Quem está vivo, está para morrer

quarta-feira, abril 04, 2018

"Não sei como vou morrer, não sei se vou ter tempo para pensar. Mas, muitas vezes, quando tenho de fazer avaliações importantes, imagino como seria se estivesse para morrer. E estou. Quem está vivo, está para morrer.
Os moribundos libertaram-se das ilusões. Nessa queda, o que não importa é leve, desprende-se e fica para trás. São acompanhados apenas por aquilo que pesa. Morrem nus.
O julgamento dos moribundos é mais livre.
Não saber o que se quer é um luxo de quem tem demasiadas possibilidades.

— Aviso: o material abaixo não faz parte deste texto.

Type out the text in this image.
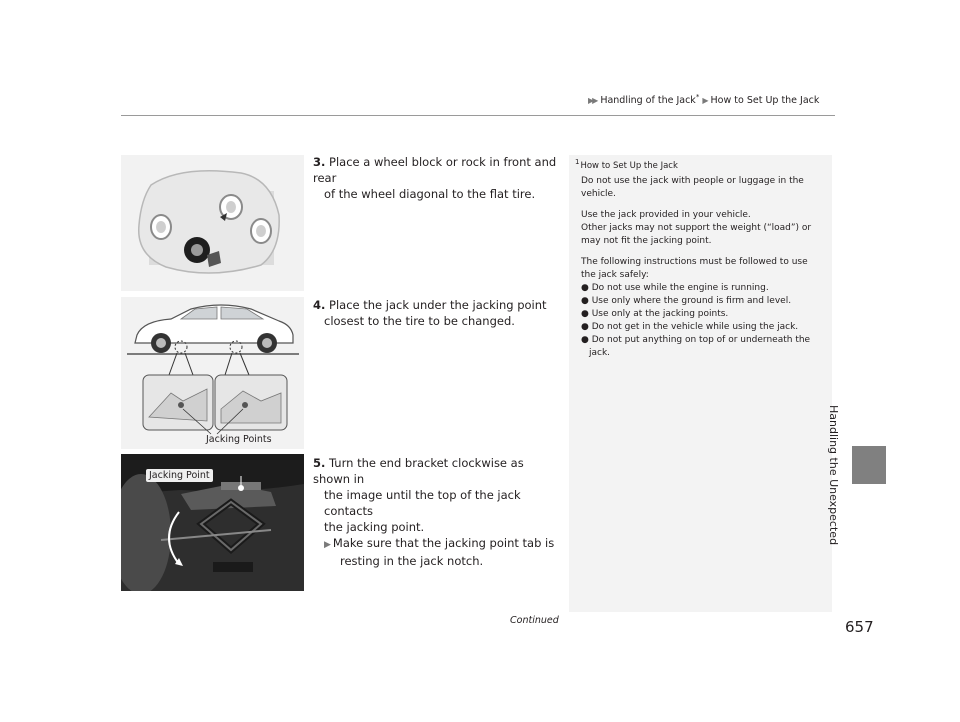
▶▶ Handling of the Jack* ▶ How to Set Up the Jack
Jacking Points
Jacking Point
3. Place a wheel block or rock in front and rear
of the wheel diagonal to the flat tire.
4. Place the jack under the jacking point
closest to the tire to be changed.
5. Turn the end bracket clockwise as shown in
the image until the top of the jack contacts
the jacking point.
▶ Make sure that the jacking point tab is
resting in the jack notch.
$^1$How to Set Up the Jack

Do not use the jack with people or luggage in the vehicle.

Use the jack provided in your vehicle.
Other jacks may not support the weight (“load”) or may not fit the jacking point.

The following instructions must be followed to use the jack safely:

● Do not use while the engine is running.
● Use only where the ground is firm and level.
● Use only at the jacking points.
● Do not get in the vehicle while using the jack.
● Do not put anything on top of or underneath the jack.
Handling the Unexpected
Continued	657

Os moribundos sabem sempre o que querem.
A morte é uma balança.
Talvez quem esteja a ler estas palavras já saiba como vou morrer, como morri."

in O Caminho Imperfeito, de José Luis Peixoto

Conseguissemos nós o desprendimento e a leveza daqueles que já nada esperam, que têm um desejo único e total - talvez o mais importante das suas vidas prestes a terminar. Talvez esse ensejo derradeiro seja a motivação que precisemos, quando ainda longe da morte, não conseguimos descortinar o caminho. Mas, enfim, seremos eternas almas, quais traças, a vaguear ao redor das várias possibilidades de luz, até ao fim. Desde que não nos esqueçamos, como o autor menciona no livro mencionado, "o caminho também é um lugar".